Et le monde est au contraire fait d’actes, fait d’actions… des choses concrètes qui cependant passent par la suite, car l’action, cher écrivain, se vérifie, elle a lieu… et elle a lieu seulement dans un moment précis, puis elle s’évapore, elle n’est plus, elle fut. Et pour rester elles ont besoin des paroles qui continuent à les faire être, et en portent témoignage. […] Le verbe n’est pas au commencement, il est à la fin, l’écrivain. Mais qui témoigne pour le témoin ? C’est le problème, personne ne témoigne pour le témoin20… (196)
18La question « qui témoigne pour le témoin ? », par ailleurs citée en épigraphe du roman et attribuée à Paul Celan21, traverse tout le livre. Elle justifie, selon nous, la présence du narrataire, et plus particulièrement d’un narrataire écrivain qui pourrait garder une trace de ce qui fut. De fait, malgré ses réticences, Tristano accepte la trahison à laquelle expose l’écriture, sans doute parce qu’il sait que ce qu’il raconte lui-même n’est, ne peut pas être, la vérité.
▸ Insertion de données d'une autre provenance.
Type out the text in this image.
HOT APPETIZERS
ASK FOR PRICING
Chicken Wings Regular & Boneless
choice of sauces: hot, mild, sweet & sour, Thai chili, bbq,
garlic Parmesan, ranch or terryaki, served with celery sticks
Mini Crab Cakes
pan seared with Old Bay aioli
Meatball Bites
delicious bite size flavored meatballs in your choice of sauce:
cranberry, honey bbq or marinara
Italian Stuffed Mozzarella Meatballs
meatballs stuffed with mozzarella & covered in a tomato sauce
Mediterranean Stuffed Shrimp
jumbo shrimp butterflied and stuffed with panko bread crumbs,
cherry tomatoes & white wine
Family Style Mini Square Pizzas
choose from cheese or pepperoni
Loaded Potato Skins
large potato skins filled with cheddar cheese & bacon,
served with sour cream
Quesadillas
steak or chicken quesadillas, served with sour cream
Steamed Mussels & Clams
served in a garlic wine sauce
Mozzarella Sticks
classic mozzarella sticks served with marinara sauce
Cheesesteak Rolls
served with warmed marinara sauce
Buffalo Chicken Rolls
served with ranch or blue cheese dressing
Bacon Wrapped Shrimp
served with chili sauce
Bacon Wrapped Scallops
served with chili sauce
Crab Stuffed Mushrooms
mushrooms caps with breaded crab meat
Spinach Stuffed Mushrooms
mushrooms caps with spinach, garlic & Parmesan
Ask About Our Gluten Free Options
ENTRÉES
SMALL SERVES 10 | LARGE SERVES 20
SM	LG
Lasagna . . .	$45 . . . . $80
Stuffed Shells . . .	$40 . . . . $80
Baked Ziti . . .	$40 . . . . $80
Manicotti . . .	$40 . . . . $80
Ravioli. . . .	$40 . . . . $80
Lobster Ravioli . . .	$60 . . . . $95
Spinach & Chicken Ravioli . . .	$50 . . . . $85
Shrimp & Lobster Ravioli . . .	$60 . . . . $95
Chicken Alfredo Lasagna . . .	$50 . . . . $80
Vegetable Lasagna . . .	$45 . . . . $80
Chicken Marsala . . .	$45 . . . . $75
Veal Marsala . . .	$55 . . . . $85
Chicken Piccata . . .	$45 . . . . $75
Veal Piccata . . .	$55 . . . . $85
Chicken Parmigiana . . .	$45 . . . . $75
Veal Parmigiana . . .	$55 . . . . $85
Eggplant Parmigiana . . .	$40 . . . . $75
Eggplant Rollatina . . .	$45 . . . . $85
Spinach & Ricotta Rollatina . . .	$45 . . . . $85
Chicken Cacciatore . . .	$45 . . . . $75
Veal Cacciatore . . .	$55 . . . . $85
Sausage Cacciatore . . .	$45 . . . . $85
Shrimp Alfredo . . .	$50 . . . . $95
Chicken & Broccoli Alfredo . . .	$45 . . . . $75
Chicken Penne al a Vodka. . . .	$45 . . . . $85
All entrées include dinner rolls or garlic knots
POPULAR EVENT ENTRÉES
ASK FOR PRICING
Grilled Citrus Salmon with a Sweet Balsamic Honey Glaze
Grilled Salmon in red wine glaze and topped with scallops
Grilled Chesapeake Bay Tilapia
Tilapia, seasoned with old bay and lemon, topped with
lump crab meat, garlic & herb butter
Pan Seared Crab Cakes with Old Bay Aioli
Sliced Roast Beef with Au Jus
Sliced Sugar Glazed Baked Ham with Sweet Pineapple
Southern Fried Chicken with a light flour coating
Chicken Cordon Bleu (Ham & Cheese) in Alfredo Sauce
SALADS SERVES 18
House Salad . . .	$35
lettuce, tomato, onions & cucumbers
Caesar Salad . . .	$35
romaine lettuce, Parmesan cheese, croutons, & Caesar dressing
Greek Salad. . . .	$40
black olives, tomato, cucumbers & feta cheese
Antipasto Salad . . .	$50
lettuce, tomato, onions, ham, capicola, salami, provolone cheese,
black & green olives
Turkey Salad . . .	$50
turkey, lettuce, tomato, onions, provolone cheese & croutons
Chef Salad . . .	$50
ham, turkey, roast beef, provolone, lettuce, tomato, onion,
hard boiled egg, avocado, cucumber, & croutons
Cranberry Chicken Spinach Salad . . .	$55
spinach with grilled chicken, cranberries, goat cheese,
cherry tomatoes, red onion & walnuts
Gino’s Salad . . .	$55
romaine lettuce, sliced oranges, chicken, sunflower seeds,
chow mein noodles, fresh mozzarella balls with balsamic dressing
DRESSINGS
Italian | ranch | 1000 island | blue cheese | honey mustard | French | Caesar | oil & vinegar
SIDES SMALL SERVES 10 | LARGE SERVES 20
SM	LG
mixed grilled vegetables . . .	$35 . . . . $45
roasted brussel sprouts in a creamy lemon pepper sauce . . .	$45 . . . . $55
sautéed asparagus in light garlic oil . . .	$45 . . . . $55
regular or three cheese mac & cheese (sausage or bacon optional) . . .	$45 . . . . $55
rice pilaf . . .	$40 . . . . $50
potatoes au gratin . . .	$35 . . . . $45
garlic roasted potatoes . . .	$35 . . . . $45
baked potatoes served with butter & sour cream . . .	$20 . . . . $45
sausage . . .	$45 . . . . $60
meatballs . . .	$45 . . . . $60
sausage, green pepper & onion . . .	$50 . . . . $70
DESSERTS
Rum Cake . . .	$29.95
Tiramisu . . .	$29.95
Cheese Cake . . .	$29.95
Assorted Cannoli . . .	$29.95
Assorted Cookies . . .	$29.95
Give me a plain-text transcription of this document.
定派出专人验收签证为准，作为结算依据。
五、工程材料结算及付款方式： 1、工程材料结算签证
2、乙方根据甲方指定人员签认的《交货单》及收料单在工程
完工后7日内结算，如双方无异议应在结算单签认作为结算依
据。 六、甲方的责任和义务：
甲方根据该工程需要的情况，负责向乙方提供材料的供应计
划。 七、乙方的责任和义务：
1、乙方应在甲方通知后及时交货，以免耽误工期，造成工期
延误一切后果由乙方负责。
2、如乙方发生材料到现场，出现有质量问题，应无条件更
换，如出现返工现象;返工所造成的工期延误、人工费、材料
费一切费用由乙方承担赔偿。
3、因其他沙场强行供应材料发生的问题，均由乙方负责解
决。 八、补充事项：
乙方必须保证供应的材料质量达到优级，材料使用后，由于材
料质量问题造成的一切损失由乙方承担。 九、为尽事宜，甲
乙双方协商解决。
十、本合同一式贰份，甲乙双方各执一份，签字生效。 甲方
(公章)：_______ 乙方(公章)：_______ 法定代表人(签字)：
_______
Ce sont aussi bien les limites de l’écriture que la nécessité de celle-ci qu’exprime ainsi Tabucchi, et cette nécessité est étroitement liée à la notion de témoignage, entendu comme transmission : la trahison serait-elle alors le prix à payer pour la transmission ? On sait que Tristano (comme Martin) n’a pas eu d’enfants : son union avec Marilyn fut stérile et son fils adoptif, membre des groupes terroristes d’extrême-droite (nouvelle figure de trahison pour le père résistant) est mort alors qu’il s’apprêtait à commettre un attentat. Il ne reste donc à Tristano pas d’autre choix que de se survivre à travers les mots, comme le narrateur de Tigre en papier, et de trouver quelqu’un à qui confier sa mémoire, dans l’espoir que la transmission des mots réussira là où la transmission de la chair a échoué.
19On ne s’étonnera pas de voir que l’écrivain est explicitement présenté comme plus jeune que Tristano : témoin de la vie racontée de Tristano, il est aussi le témoin, au sens de représentant, de la société contemporaine, comme l’est Marie. Et c’est ici aussi un « vous » accusateur qui souligne, de la part de Tristano, l’appartenance de l’écrivain à son époque, celle de la démocratie trahie.
20C’est en effet à une véritable mise en accusation que Tristano soumet l’écrivain, notamment dans ce passage où il imagine ce que devrait dire ce dernier à l’un de ces enfants du Tiers-Monde que la télévision expose mais que les démocraties libérales ne veulent pas voir :
Tu dois lui dire, parle, ami, parle, tu es un homme libre, ta parole est sacrée et personne ne peut la détruire, et ça c’est la vraie liberté, c’est pour cela que nous nous sommes depuis toujours battus nous qui aimons la liberté, afin que tu puisses parler, afin que tu puisses exprimer ta libre pensée, allez, parle, ma civilisation te le permet […], ton pays est à bout, c’est un enfer, mais il nous sert de paradis fiscal… c’est un problème, je le reconnais… nos industries vous pillent, elles emportent vos matières premières… c’est un autre des problèmes qui se posent au monde libre22… (116-117)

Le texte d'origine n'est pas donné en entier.